Los Angeles-based artist Calvin Marcus’ work can be characterized by its humorous, playful, and often psychological qualities. Known for his embrace of the subconscious through automatic drawing practices, Marcus employs painting and drawing as meditative processes, in which the mind is encouraged to run wild and meaning is only interpreted after the fact. Following in the footsteps of his surrealist predecessors, Marcus is concerned with unfiltered ideas, underlying fears, and unspoken desires, which can only be channeled when the limiting structures of the psyche are unlocked, when our inner thoughts can somehow manage to escape. Unlike André Masson, Joan Miró, or Jean Arp, however, Marcus alludes to something more sinister in his work, and that is particularly the case in his latest solo exhibition at Clearing’s Upper East Side gallery location.
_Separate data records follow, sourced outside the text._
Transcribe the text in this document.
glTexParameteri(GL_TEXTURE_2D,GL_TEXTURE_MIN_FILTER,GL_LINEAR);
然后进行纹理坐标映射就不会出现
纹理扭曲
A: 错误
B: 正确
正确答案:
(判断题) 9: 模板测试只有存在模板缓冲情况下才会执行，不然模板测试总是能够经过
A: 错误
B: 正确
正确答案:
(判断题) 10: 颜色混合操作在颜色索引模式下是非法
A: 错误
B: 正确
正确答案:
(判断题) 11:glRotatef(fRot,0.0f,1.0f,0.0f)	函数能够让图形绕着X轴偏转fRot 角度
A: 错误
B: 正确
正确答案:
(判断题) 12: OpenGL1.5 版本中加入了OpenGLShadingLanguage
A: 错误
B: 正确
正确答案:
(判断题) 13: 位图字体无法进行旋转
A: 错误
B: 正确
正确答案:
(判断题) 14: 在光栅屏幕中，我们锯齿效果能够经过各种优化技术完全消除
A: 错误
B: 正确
In ‘Automatic Drawings,’ Marcus presents the audience with a stripped down and subtle continuation of his previous approach, while maintaining its strange, unsettling, and comical edge. Moving away from the silly, colorful, and dreamlike canvases and installations that his viewers are accustomed to seeing, Marcus’ ‘Automatic Drawings’ are entirely black and white, evoking a nightmare more than anything else. An unnerving mélange of seemingly familiar cartoonish characters and repetitive forms inhabits the otherwise empty canvases. A black, bubbling cauldron recurs in multiple drawings, a horizontally positioned skyscraper creeps into view, while dark, beady eyes peer out from the blank void. It is as if the white canvases are plagued by these ominous figures; a clear mind troubled by dark thoughts.
“The artist’s mind isn’t just a site of production but a route for escape,” the exhibition’s press release states, thus begging the question: If this is where the artist escapes to, what on earth does his reality look like? Grotesque and looming, it seems that when purposeful thinking is removed from the creative process, the artist’s mind goes to a rather dark place. As viewers, we can sense the same helplessness that we might feel in a dream, not being able to run fast enough from an unknown and impending doom. In terms of the mind acting as a tool for escape from the harsh realities of life, it appears to be failing us, allowing confusion and chaos to seep back in. Our fantasies, collages of convoluted and nonlinear excerpts from previous memories, encounters, and emotions, begin to topple inwards upon themselves, trapping us in an ‘Alice in Wonderland’ sort of spell. Where is the escape button?
Perhaps it is not, then, the artist himself who escapes through the act of creating, but the thoughts and emotions that are usually suppressed, finding a way out through the artist’s mind. Marcus’ ‘Automatic Drawings’ are honest and raw in their depictions of the human mind in all its perversity, but they are not particularly interesting to look at. While they may be a source of introspection for the artist, revealing a nervous, trippy, anxious, and agitated individual, they are difficult to connect to as someone on the outside. Previous works, like ‘Green Calvin’ and ‘me with tongue,’ had a certain brightness and compelling creepiness about them, inviting us to get to know more about the artist, but Marcus’ latest work is less exciting. Images appear and dissolve into the canvases, but the artist fails to call much to our attention. In fact, he repels us with the monotonous and menacing subject matter of his work. In their black and white minimalism, Marcus’ drawings seem to reduce the power and variety of our minds to a series of cliché, psychedelic visuals. What we are left with is an exercise in automatism that barely scrapes the surface of what the subconscious has to offer; a bad trip, if you ask me, or maybe this is just not the type of escape that I was hoping for.